Comic strips reflect society, both present and past. A cartoonist like Manu Larcenet (Le Combat ordinaire [Ordinary Victories], Blast, Thérapie de groupe [Group Therapy], and others) demonstrates clear insight into today’s society and is skilled at depicting the weaknesses of ordinary men. Other comics opt for a more humorous approach. “The year is 50 B.C. Gaul is entirely occupied by the Romans. Well, not entirely... One small village of indomitable Gauls still holds out against the invaders.” I’m sure you recognise these as the first lines of Asterix the Gaul! Asterix, Obelix and Dogmatix (who is known as Idéfix in French) resist the Roman Empire thanks to their courage and the magic potion prepared by the druid Getafix (Panoramix). It is likely that the authors wanted to create a link with all of the peoples who have been oppressed or in the minority throughout history. Another example is the Iznogoud (or “Is no good”) series, created by René Goscinny (one of the authors behind Asterix) and Jean Tabary. Iznogoud is an ambitious and cruel vizier, whose sole aim is to take power by force, overthrowing the Caliph of Baghdad. Behind this chronicle of someone who wants to “be Caliph in place of the Caliph” hides a desire to mock all authoritarian political regimes. Finally, if you want to see whether the traditional stereotypes about French people are true, dive headfirst into Les Bidochon by Christian Binet. The two main characters, Robert and Raymonde, are utterly irresistible and offer a humorous take on the ins and outs of a couple’s life (travel, marriage, motherhood, etc.).
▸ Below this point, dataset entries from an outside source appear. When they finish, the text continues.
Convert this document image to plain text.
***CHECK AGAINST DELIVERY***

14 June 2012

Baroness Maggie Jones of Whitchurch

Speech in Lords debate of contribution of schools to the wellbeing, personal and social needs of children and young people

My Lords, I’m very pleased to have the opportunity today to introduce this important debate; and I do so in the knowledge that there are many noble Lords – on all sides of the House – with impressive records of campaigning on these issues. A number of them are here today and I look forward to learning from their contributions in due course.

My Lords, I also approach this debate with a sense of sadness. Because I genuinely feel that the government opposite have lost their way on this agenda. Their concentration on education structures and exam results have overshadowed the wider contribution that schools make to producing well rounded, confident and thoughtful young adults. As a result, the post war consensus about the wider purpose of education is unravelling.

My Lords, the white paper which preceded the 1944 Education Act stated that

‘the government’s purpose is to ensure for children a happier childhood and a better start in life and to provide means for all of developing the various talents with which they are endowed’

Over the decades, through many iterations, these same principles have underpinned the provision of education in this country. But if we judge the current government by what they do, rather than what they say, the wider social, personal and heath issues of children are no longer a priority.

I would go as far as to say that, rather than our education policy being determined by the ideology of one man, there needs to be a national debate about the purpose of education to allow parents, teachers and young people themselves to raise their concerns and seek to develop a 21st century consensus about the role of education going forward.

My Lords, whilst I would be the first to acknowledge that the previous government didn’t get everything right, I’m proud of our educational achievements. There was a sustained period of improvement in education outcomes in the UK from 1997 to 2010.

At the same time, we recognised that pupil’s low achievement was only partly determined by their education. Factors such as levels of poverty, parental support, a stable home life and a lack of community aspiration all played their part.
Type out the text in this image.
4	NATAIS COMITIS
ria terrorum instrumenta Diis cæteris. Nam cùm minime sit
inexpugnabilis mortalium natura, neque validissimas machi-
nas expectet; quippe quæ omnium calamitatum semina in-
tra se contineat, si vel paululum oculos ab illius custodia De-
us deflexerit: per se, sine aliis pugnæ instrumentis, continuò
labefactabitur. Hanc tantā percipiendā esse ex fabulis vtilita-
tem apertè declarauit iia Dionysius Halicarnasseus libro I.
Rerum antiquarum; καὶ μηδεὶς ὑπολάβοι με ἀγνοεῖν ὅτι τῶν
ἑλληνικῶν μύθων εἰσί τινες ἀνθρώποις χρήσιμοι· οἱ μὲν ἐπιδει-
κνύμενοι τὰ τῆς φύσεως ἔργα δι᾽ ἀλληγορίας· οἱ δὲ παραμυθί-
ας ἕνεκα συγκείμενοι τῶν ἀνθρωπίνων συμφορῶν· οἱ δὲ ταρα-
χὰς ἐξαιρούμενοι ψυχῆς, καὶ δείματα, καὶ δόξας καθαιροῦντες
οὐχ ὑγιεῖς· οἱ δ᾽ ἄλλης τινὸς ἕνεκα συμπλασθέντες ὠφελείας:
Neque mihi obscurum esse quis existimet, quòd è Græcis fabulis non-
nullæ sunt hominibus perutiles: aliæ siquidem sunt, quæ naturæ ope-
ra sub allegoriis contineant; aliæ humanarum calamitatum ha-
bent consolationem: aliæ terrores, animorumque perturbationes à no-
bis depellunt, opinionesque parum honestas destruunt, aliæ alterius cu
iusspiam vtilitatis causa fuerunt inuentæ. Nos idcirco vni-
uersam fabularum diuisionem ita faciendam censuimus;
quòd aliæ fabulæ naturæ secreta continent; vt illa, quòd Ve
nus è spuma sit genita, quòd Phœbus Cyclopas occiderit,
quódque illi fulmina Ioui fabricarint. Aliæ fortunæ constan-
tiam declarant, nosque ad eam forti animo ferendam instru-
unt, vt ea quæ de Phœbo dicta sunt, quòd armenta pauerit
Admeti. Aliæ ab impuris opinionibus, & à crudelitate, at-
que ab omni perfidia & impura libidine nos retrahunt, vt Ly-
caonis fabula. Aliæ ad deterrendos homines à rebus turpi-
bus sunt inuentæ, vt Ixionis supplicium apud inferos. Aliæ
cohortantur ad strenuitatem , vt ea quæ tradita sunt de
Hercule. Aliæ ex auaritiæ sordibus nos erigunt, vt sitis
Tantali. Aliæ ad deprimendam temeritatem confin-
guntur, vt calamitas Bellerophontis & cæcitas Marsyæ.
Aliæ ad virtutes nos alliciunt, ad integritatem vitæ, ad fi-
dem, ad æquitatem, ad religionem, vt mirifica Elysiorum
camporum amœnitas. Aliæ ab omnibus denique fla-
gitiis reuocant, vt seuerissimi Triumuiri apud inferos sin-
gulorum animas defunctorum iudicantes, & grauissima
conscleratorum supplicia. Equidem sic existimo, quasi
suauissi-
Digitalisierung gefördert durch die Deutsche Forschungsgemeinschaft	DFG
Reading comic books is an enjoyable activity through which we meet strong characters who quickly become endearing. Many cartoonists also display humour and self-mockery. Gotlib’s character Superdupont is a perfect example – a kind of anti-hero who wears a beret, a vest, a cape and traditional Charentaise slippers. He’s a chauvinistic superhero who’s always eating Camembert and speaks terrible English. Another feature of this comic is that it depicts animals with affectionate and funny characteristics. The dog, Gai Luron, is shown to be an apathetic but loving creature. White with a large black nose and a small pot belly, he is reminiscent of the famous Droopy. Even insects are included! Gotlib has fun with a small, likeable ladybird which spends its time commenting on what’s going on. Imagination has no limits!